Jesus is to be understood categorically as a divine agent on par with Wisdom and Logos, the embodiment of God expressed to mankind (pp. 123-125).

Indeed, it is because of these and other such devotional factors (six in total as espoused by Larry Hurtado), all of which lacked precedent except in application to God prior to the time of Jesus (cf. his “One God, One Lord,” T & T Clark: 1998, 99-114), that Hurtado could conclude that this amounted to the worship of Jesus.

Dunn, however, demurs in that God (the Father) is always the ultimate “target” of early Christian devotion. He also takes issue with Bauckham’s vocabulary in regards to ascribing Jesus a place within the “Divine Identity” (pp. 141-144), opting instead throughout the book for “Divine Agency.” Dunn’s objections notwithstanding, I start to wonder if the disagreement is simply a matter of semantics. Despite Dunn’s reluctance to accord certain NT passages that apply direct worship of Jesus their full Christological due, it seems to me that the inevitable implication of Dunn’s book-length argument is that Jesus somehow shares in the “Divine Essence” (again, we’re back to semantics) with God the Father, though I don’t think he ever makes such a bold statement (one way or the next). In any event, Jesus is the visible expression/manifestation of God, but is at the same time not God the Father (pp. 122-23).

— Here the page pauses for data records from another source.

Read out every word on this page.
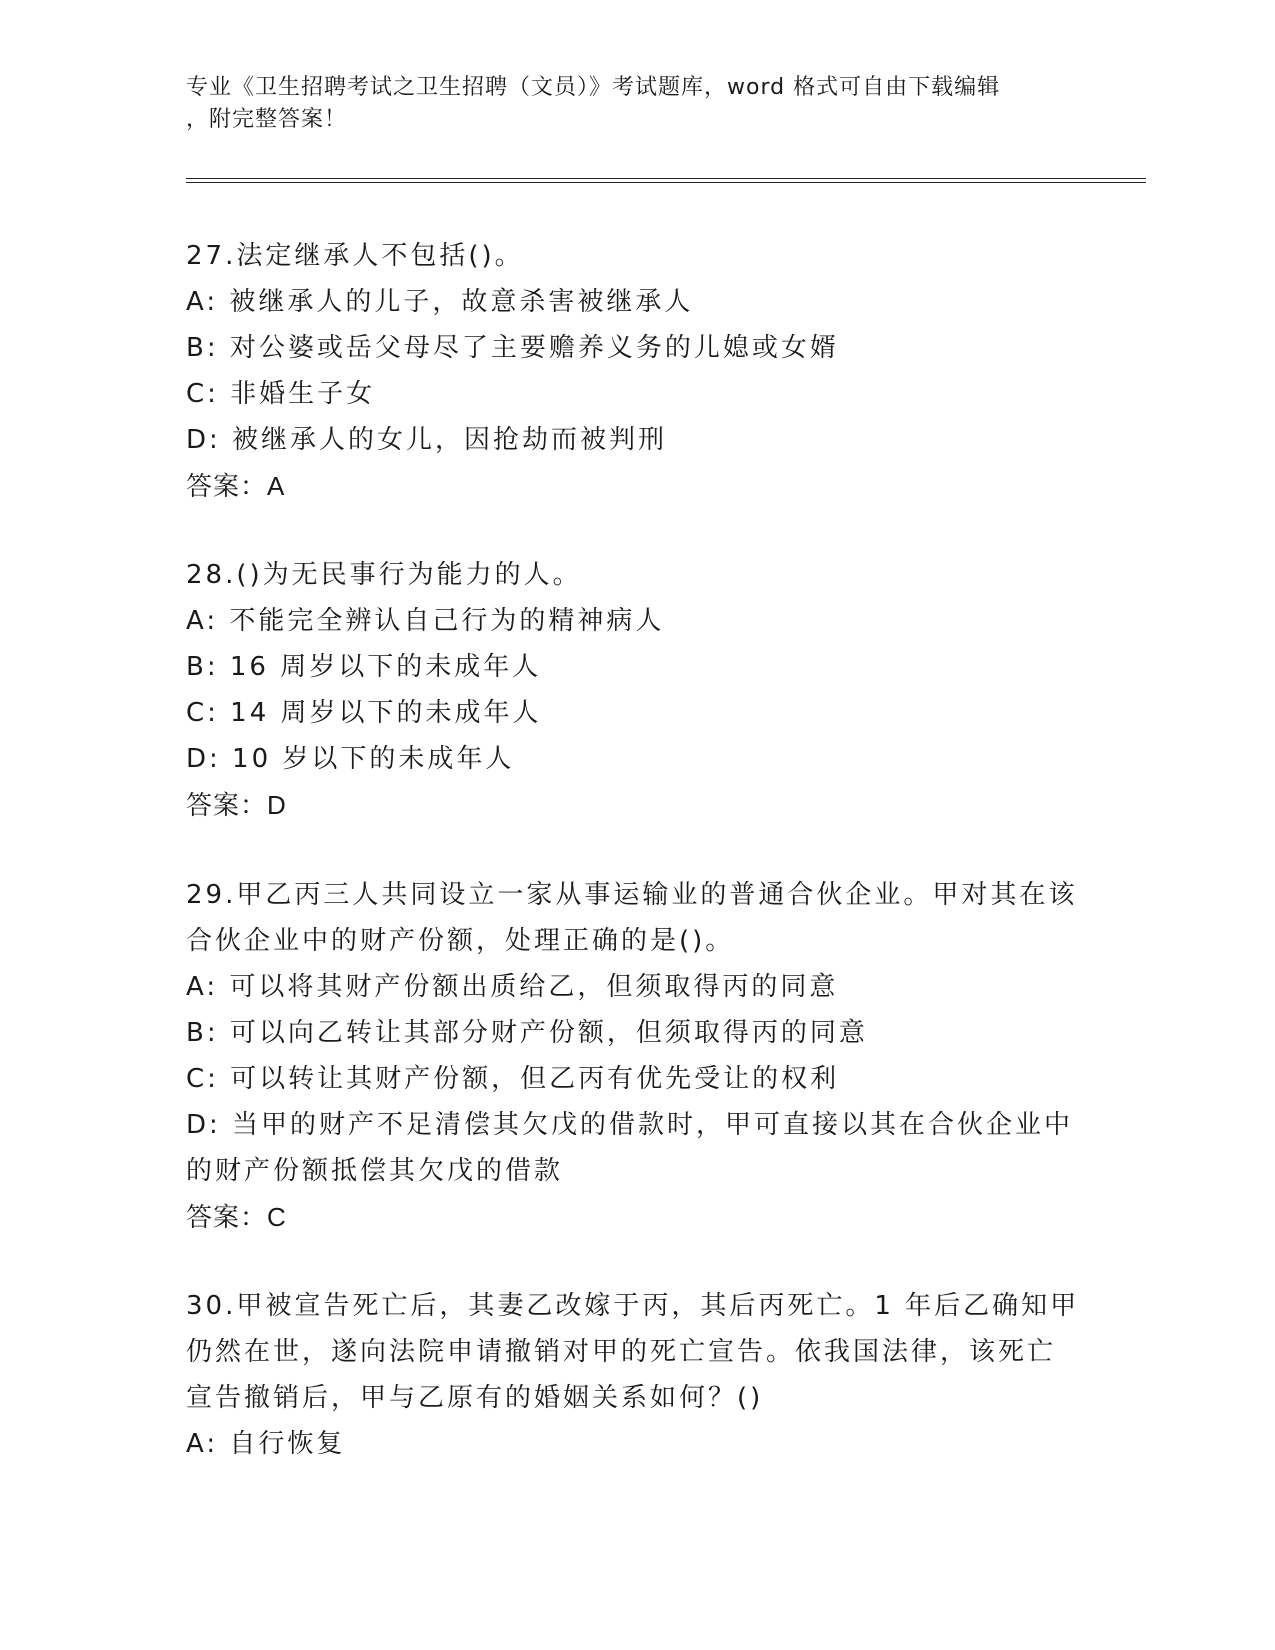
专业《卫生招聘考试之卫生招聘（文员）》考试题库，word 格式可自由下载编辑
，附完整答案！
27.法定继承人不包括()。
A: 被继承人的儿子，故意杀害被继承人
B: 对公婆或岳父母尽了主要赡养义务的儿媳或女婿
C: 非婚生子女
D: 被继承人的女儿，因抢劫而被判刑
答案：A
28.()为无民事行为能力的人。
A: 不能完全辨认自己行为的精神病人
B: 16 周岁以下的未成年人
C: 14 周岁以下的未成年人
D: 10 岁以下的未成年人
答案：D
29.甲乙丙三人共同设立一家从事运输业的普通合伙企业。甲对其在该
合伙企业中的财产份额，处理正确的是()。
A: 可以将其财产份额出质给乙，但须取得丙的同意
B: 可以向乙转让其部分财产份额，但须取得丙的同意
C: 可以转让其财产份额，但乙丙有优先受让的权利
D: 当甲的财产不足清偿其欠戊的借款时，甲可直接以其在合伙企业中
的财产份额抵偿其欠戊的借款
答案：C
30.甲被宣告死亡后，其妻乙改嫁于丙，其后丙死亡。1 年后乙确知甲
仍然在世，遂向法院申请撤销对甲的死亡宣告。依我国法律，该死亡
宣告撤销后，甲与乙原有的婚姻关系如何？()
A: 自行恢复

Again, Dunn generally does not tend to diminish the force of early Christian texts that carry divine implications in reference to Jesus (except where implications of direct worship are involved). Jesus is the figure exalted above the angels who resides at the right hand of God. OT Kyrios texts originally applied to God and that convey exclusively divine functions or offices are commonly applied to Jesus by the NT authors. Jesus is the agent through whom God created the universe and mankind. Jesus is ascribed as the source of the outpouring of God’s Spirit! Jesus was even given the titles of God/god (cf. p. 145, Dunn’s concluding thoughts; on Jesus as God/god cf. the discussion on pp. 132-136). Though Dunn may decline the provision of an unqualified “yes” or “no” answer to the title question, his Christology is nevertheless a high Christology.

In sum, Dunn has made yet another indispensable contribution to the expanding library of early NT Christology, providing important balance to the other monumental studies on offer by the likes of Larry Hurtado, Richard Bauckham, and others.